[03/15] sparc: Use Linux kABI for syscall return
Commit Message
On 11/02/2020 08:15, Florian Weimer wrote:
> * Adhemerval Zanella:
>
>> + if (__glibc_unlikely (__g1 != 0)) \
>
> This change is inconsistent with the other updates, which use __g1 ==
> -1. Is this deliberate?
>
> Thanks,
> Florian
>
In fact __SYSCALL_STRING already sets the 'o0' to a negative value if
the 'xcc' condition is set (indicating that the syscall has failed).
The 'g1' check is superfluous, it will be always true since 'g1' will
be either 0 or 1.
And both the set and check of 'g1' result is also superfluous, since 'o0'
will already hold all the required information.
Below is an updated patch, checked on sparc64-linux-gnu and
sparcv9-linux-gnu.
--
It changes the sparc internal_syscall* macros to return a negative
value instead the 'g1' register value on 'err' macro argument.

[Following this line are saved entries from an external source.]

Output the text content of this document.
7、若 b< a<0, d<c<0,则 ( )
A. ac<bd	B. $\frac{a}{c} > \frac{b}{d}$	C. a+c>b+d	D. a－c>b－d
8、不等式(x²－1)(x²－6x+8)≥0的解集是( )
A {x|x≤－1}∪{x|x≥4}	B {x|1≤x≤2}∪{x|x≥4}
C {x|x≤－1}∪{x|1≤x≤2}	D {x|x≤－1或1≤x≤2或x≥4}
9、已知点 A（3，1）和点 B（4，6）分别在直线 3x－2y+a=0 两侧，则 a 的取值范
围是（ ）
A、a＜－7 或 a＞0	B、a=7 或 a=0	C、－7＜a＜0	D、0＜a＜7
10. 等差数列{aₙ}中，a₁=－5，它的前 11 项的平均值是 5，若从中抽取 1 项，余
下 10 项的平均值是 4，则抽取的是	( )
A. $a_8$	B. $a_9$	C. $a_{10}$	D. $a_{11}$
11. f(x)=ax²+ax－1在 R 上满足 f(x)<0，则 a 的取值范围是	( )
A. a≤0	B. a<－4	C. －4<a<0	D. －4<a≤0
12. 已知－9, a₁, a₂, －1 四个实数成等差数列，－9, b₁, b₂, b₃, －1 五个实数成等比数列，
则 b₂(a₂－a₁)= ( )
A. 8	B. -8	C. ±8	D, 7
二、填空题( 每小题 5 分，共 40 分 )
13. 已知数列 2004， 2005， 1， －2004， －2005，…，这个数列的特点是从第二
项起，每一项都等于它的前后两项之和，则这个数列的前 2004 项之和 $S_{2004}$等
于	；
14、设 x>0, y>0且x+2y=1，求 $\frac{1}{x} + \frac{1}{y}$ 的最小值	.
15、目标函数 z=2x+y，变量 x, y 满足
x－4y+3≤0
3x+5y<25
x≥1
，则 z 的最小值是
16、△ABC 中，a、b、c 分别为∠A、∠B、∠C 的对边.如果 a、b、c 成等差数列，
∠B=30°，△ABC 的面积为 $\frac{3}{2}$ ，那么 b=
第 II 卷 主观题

The __SYSCALL_STRING macro is also changed to no set the 'g1'
value, since 'o1' already holds all the required information
to check if syscall has failed.
The macro INTERNAL_SYSCALL_DECL is no longer required, and the
INTERNAL_SYSCALL_ERROR_P follows the other Linux kABIS. The
redefinition of INTERNAL_VSYSCALL_CALL is also no longer
required.
Checked on sparc64-linux-gnu and sparcv9-linux-gnu. It fixes
the sporadic issues on sparc32 where clock_nanosleep does not
act as cancellation entrypoint.
---
.../unix/sysv/linux/sparc/sparc32/sysdep.h | 3 +-
.../unix/sysv/linux/sparc/sparc64/sysdep.h | 3 +-
sysdeps/unix/sysv/linux/sparc/sysdep.h | 80 +++++++++----------
3 files changed, 38 insertions(+), 48 deletions(-)
Comments
* Adhemerval Zanella:
> On 11/02/2020 08:15, Florian Weimer wrote:
>> * Adhemerval Zanella:
>>
>>> + if (__glibc_unlikely (__g1 != 0)) \
>>
>> This change is inconsistent with the other updates, which use __g1 ==
>> -1. Is this deliberate?
>>
>> Thanks,
>> Florian
>>
>
> In fact __SYSCALL_STRING already sets the 'o0' to a negative value if
> the 'xcc' condition is set (indicating that the syscall has failed).
> The 'g1' check is superfluous, it will be always true since 'g1' will
> be either 0 or 1.
>
> And both the set and check of 'g1' result is also superfluous, since 'o0'
> will already hold all the required information.
>
> Below is an updated patch, checked on sparc64-linux-gnu and
> sparcv9-linux-gnu.
I see, nice additional cleanup.
> It changes the sparc internal_syscall* macros to return a negative
> value instead the 'g1' register value on 'err' macro argument.
^ of ^ in the?
> The __SYSCALL_STRING macro is also changed to no set the 'g1'
^ not
> value, since 'o1' already holds all the required information
> to check if syscall has failed.
>
> The macro INTERNAL_SYSCALL_DECL is no longer required, and the
> INTERNAL_SYSCALL_ERROR_P follows the other Linux kABIS. The
^ macro? ^ kABIs
(or drop the “the“ on the preceding line)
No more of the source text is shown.